Even though I have a running blog and consider myself an avid runner, I don't necessarily consider myself a runner with a capital R. I mean, I don't run dozens of races every year. I don't make my living as a runner. I don't run 50 miles per week (right now). However, in my circles I guess that I am considered to be a Runner inasmuch as I probably run more than anyone else that most of the people I know know personally (got that?). What I am trying to say is that I get a lot of comments about running. For example, a vendor I work with told me about her son who is training to run a half-marathon, and asked me if I was training for anything right now. My brother-in-law made a comment (jokingly, but not entirely so) that I run ten miles a day. My mother-in-law is incredulous (jokingly, but not entirely so) that I am not in the I.C.U. due to all of the running I do. I've been admonished by a work colleague (not jokingly at all) not to ask him to run any more races because he has gotten too injured from previous ones. In short, when a lot of people think of me, running is what comes to mind.
I wonder if I exaggerate my running, causing others to do so as well. I don't think so. I'm truthful about every mile I run. However, all of the comments make me want to step up my game, and live up to the expectations that I feel as a result of hearing them.
Since December I have trained for four half-marathons, and have run three (I bailed on one at the last minute due to a business trip and really cold and windy weather). The summer was hot, as I may have mentioned. I was trained out. However, at my last half-marathon, the San Diego Rock and Roll, I signed up for next year's marathon. It was a decision made in the excitement of the moment. Anyone who has been at an expo the day before a race can probably relate.

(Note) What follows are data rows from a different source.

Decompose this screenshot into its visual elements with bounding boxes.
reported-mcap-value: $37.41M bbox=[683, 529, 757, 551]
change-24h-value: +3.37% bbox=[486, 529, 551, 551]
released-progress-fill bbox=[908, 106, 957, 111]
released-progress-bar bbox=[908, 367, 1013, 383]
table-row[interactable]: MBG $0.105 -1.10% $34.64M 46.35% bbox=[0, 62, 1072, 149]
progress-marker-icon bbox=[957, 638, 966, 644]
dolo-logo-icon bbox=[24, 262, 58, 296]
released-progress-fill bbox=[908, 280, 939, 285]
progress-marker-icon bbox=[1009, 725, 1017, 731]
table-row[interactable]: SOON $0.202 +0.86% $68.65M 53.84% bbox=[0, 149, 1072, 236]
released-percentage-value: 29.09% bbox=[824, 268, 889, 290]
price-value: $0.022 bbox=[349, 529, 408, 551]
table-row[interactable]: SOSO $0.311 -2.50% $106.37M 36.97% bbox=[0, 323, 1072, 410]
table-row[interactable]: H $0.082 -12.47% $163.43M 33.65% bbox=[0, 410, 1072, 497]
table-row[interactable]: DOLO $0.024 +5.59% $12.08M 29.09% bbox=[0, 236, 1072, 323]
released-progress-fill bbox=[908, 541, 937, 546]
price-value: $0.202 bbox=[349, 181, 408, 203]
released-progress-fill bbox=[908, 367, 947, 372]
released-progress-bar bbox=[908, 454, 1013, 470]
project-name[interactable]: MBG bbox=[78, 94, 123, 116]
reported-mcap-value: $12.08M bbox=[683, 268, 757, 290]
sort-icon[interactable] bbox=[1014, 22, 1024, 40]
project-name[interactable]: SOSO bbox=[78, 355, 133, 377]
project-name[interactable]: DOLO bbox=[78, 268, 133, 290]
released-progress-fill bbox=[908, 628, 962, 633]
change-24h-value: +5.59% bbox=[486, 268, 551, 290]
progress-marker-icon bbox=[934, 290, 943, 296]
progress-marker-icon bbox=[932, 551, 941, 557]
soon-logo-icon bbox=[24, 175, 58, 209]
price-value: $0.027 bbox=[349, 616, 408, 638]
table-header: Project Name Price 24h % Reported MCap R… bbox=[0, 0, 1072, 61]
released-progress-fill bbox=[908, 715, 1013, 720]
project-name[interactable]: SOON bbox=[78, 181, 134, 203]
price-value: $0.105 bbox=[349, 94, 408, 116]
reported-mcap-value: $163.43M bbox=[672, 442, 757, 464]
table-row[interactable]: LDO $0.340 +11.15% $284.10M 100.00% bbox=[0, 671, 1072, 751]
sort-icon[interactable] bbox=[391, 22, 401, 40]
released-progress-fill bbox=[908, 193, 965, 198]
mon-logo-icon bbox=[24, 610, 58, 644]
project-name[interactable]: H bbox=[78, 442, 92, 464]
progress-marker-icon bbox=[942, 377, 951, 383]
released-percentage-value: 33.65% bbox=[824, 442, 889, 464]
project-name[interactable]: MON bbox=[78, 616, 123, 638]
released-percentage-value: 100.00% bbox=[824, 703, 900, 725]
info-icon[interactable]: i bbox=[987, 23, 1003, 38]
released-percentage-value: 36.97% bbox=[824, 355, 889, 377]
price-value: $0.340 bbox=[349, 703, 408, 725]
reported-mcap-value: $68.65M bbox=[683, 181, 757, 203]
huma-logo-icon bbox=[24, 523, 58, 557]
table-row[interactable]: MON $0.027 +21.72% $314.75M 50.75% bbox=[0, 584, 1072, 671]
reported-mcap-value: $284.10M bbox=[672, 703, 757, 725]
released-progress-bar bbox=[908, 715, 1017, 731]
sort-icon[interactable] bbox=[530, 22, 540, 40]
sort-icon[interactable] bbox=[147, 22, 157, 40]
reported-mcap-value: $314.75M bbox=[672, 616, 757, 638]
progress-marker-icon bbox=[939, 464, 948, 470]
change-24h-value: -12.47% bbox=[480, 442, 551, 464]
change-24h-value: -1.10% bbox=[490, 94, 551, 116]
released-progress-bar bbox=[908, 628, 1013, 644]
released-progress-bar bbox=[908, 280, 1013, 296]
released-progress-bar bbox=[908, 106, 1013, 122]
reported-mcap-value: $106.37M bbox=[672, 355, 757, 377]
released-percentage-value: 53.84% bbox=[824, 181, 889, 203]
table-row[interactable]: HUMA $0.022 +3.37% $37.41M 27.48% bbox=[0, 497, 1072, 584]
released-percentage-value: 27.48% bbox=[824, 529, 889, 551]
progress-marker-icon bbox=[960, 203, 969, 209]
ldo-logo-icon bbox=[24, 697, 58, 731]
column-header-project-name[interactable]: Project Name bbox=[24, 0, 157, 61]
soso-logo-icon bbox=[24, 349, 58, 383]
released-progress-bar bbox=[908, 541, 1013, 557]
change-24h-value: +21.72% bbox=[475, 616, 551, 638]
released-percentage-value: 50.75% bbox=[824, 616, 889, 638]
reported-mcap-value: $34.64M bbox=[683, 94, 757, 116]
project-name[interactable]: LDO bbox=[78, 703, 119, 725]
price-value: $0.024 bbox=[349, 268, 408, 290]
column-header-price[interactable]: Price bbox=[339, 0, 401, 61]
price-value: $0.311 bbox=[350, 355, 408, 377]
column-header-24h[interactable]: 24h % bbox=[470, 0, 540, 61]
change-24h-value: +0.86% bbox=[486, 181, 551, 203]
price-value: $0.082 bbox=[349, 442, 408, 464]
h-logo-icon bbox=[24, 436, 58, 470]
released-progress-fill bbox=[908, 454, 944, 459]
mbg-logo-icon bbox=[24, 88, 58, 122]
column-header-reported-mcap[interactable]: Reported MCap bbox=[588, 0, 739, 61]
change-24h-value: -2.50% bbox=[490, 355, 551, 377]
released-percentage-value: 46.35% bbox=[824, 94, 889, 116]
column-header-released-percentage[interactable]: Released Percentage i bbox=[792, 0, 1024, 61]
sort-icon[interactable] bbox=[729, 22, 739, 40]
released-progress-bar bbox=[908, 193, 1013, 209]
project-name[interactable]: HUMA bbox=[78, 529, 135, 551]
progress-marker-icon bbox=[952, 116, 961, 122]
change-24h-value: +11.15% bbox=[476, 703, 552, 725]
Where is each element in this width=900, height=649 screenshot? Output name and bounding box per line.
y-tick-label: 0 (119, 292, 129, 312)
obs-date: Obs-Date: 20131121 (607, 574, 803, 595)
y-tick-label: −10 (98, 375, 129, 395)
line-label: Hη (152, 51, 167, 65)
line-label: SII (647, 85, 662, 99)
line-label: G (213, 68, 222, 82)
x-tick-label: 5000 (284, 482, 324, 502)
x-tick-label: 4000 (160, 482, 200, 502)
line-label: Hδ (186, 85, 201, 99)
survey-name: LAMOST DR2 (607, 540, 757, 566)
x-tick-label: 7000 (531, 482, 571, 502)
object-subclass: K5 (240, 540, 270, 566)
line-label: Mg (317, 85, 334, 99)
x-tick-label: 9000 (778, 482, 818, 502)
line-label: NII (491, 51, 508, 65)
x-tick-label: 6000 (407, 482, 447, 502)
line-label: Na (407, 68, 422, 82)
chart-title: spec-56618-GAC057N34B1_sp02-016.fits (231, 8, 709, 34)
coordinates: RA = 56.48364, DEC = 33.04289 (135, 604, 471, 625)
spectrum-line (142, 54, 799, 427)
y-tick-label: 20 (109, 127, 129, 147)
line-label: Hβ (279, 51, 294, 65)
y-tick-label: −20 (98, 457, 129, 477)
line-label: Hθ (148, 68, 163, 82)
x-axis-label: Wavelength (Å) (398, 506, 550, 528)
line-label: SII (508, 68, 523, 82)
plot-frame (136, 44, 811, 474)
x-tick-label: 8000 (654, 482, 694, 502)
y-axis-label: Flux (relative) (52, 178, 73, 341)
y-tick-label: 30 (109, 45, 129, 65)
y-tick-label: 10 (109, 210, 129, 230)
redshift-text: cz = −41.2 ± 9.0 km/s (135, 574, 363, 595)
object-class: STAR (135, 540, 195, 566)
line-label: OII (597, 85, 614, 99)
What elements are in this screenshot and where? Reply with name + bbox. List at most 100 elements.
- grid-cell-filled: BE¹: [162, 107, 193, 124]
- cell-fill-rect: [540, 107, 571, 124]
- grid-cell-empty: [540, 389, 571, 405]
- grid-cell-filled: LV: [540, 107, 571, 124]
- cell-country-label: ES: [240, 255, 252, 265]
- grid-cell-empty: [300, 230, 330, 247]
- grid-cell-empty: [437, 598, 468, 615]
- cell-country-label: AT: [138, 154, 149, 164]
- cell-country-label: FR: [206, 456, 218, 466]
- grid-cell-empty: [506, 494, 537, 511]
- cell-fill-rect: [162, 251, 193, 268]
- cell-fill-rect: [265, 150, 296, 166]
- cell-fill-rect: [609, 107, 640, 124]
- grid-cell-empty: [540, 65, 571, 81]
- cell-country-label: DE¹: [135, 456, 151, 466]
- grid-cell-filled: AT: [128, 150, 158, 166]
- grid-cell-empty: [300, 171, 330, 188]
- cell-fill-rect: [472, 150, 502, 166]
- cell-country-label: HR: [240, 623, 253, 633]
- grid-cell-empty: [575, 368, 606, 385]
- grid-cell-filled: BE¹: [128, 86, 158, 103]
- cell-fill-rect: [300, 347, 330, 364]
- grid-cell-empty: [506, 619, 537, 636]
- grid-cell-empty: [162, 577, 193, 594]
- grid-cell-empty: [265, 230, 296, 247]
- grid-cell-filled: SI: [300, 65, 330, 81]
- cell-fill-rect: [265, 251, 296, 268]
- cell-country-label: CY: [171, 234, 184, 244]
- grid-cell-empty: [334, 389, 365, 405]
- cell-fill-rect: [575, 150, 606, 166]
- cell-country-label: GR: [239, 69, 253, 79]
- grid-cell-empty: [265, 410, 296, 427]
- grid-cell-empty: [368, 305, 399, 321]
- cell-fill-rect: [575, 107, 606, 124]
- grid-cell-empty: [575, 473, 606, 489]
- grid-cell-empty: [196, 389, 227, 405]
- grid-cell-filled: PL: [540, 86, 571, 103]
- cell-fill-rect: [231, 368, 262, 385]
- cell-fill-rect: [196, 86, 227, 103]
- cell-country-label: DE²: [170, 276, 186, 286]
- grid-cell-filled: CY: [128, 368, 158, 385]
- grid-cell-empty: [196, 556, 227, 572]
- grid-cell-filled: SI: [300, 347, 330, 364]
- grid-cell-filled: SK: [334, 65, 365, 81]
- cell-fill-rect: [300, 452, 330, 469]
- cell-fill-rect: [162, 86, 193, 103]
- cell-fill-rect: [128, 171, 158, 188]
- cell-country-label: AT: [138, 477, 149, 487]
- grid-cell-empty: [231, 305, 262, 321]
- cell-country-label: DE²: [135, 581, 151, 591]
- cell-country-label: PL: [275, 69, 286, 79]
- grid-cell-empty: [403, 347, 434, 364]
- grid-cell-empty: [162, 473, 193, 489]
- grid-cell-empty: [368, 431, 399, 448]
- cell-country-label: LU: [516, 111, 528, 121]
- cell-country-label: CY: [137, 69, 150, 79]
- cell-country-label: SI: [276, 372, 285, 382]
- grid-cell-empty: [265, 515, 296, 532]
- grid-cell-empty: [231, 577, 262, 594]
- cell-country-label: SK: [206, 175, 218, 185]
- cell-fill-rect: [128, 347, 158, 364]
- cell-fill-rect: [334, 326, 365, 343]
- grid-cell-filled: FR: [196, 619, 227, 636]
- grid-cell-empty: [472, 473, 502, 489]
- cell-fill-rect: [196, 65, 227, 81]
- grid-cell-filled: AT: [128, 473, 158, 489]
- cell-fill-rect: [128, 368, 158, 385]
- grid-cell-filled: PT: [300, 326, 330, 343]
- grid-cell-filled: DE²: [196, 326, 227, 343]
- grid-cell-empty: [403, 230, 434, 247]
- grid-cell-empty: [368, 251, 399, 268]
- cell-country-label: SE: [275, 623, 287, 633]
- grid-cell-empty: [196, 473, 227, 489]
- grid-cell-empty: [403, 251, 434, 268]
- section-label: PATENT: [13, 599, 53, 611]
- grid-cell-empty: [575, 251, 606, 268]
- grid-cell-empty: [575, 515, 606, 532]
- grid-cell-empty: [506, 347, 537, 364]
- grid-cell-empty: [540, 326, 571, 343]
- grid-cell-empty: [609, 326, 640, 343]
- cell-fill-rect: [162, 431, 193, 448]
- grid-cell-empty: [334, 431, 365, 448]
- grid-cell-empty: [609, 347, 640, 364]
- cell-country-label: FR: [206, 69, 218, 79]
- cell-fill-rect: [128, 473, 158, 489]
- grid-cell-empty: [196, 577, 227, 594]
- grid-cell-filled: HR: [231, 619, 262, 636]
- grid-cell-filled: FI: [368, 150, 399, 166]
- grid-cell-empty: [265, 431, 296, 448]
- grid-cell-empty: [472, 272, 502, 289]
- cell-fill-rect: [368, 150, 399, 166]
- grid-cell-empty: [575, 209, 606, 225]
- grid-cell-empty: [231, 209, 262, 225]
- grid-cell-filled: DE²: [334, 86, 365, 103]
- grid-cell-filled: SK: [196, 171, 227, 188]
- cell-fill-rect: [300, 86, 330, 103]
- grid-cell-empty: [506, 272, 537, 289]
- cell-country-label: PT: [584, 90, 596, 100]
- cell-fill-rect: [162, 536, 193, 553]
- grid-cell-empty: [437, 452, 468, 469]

I regretted it afterwards, but reasoned that I paid a relatively small price and still had a while to think about it.
I am also about to have a birthday. It's not one of the major milestone birthdays, but I have decided to divide my life in half at it. If I am somewhat lucky this will be the second half of my life. Most of my relatives did not live as long as I hope to live, but I take pretty good care of myself (I run, after all) so I think I have a shot. Accordingly, I should make some plans for the second half. I've already made a start.
The 2014 San Diego Marathon will be my next full marathon.